O que deve sentir ou pensar a presidente ao ver o enterro de indigente de seus planos econômicos?
"UM NEGÓCIO QUE era muito grosseiro;" "brincadeira que nos custa R$ 25 bilhões por ano". Foi com esse discurso de réquiem que o ministro da Fazenda, Joaquim Levy, enterrou o defunto que fora um dos planos mais estimados da primeira encarnação da presidente Dilma Rousseff: a redução de impostos que empresas pagam ao INSS.
O que a presidente sente ou pensa quando assiste à morte ingló- ria e ao enterro infame do seu programa econômico? O que diz a seus botões, durante a noite escura da alma, na solidão esplêndida do Alvorada?
Ela acredita nas fantasias mal escritas de seus discursos, que atribui a ruína que provocou a conjurações dos azares da economia do mundo?
Acredita, tal como algumas seitas de seus adeptos restantes, que foi vítima de conjurações de elites, "mídia" ou outro demônio? Vítima dessas elites a quem o governo paga e pagará juros aberrantes pela dívida que fez a fim de financiar uma fantasia caricata e transitória de progresso social, em vez de ao menos tentar cobrar-lhes mais impostos?

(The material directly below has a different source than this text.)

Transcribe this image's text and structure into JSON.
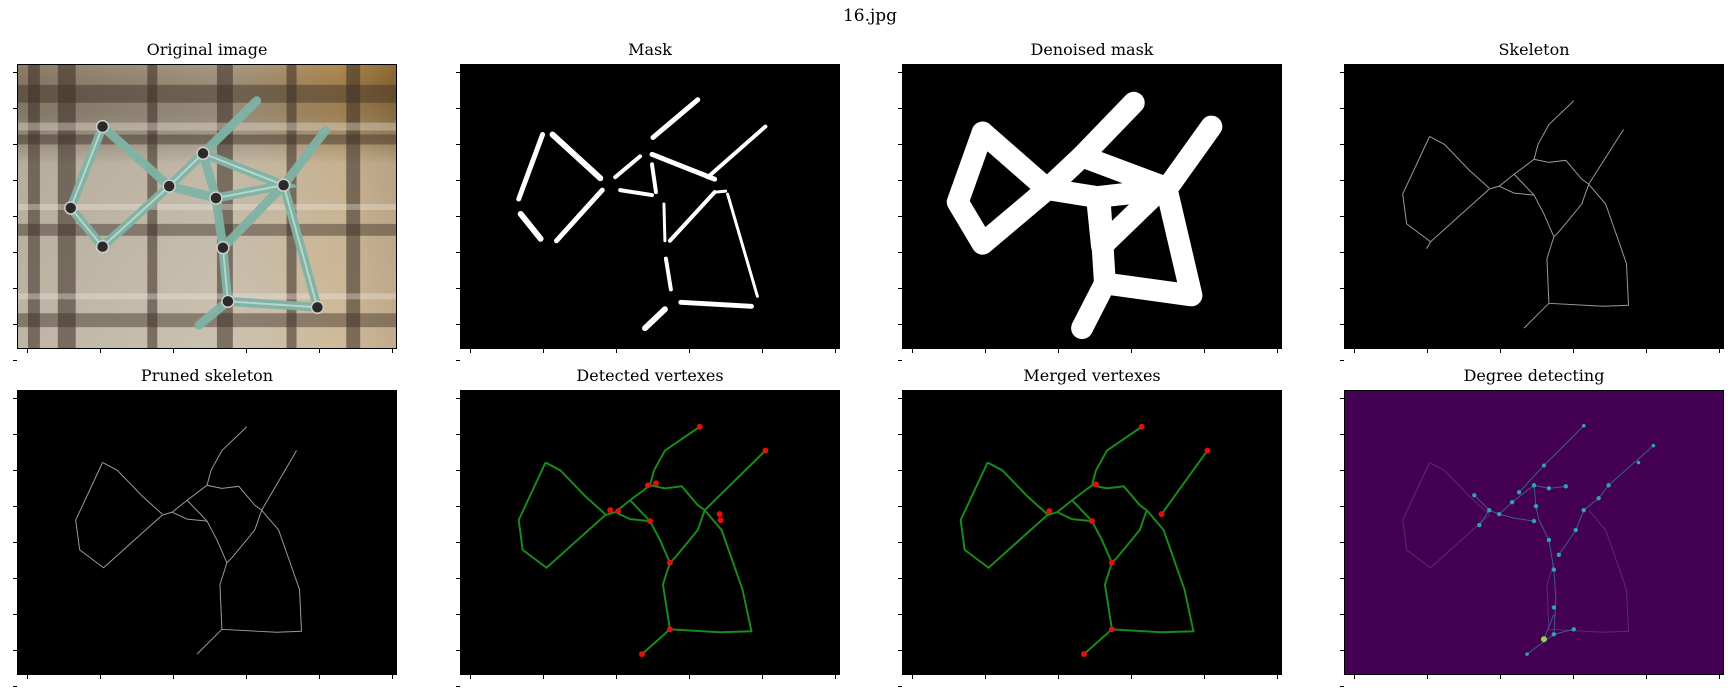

As elites, que tanto amaram o dinheiro de seu governo enquanto durou, que recebiam grana grossa para financiar a criação de oligopólios, ainda engolem meio trilhão de reais a juro quase zero, o "nacional-empresismo", outro programa que morre pelas mãos de tesoura de Levy.
Parece agora claro que Dilma não compreendia as consequências das encrencas enormes que criava, tal como endividar demais e levar à pindaíba o Tesouro Nacional e a Petrobras, para ficar nas mais rudimentares e estarrecedoras. Parecia mesmo convicta da eficácia de aplicar ao país uma versão decrépita, colegial e amadora do que imagina ter sido o desenvolvimentismo original, em si mesmo um "equívoco bem-sucedido", responsável por vários dos nossos horrores, como desigualdade, cidades monstruosas, ignorância de massa e elitismo disfarçado de "nacional e popular".
A presidente teria agora dúvidas? Ou balança a cabeça e tenta afastar a lembrança da lambança, tal como fazemos quando mentimos para nós mesmos a respeito dos nossos pecados? A julgar por biografias, histórias e exemplos vivos de poderosos vistos mais de perto, é provável que as perguntas sejam tão ingênuas quanto as ideias de Dilma.
Um político que chegou ao ápice do poder é quase tão oco quanto o tronco comido por cupins das árvores que desabam nas ventanias de São Paulo. Nesse quase vácuo há menos resistência para torcer seja lá o que tenha restado de ideias ou convicção. Até líderes maiores e melhores foram assim. Roosevelt tomou posse com um programa, começou a governar com outro e ainda mudou de ideia, com o que fez fama e história.
A alma de Dilma decerto não explica este quadriênio de perversões brasileiras, embora a presidente tenha se valido das oportunidades do governo imperial do país como poucos, encarnando a caricatura da Rainha de Copas. Mas o que explica ao menos o movimento dos seus humores? Dilma ora parece se debater furiosa dentro de uma bolha isolada mesmo das versões da realidade menos antipáticas a sua figura e a seu governo. Seria a fúria de alguém inquieta e ansiosa para voltar a sua vida passada, Dilma 1? Ou de uma alma penada sem rumo?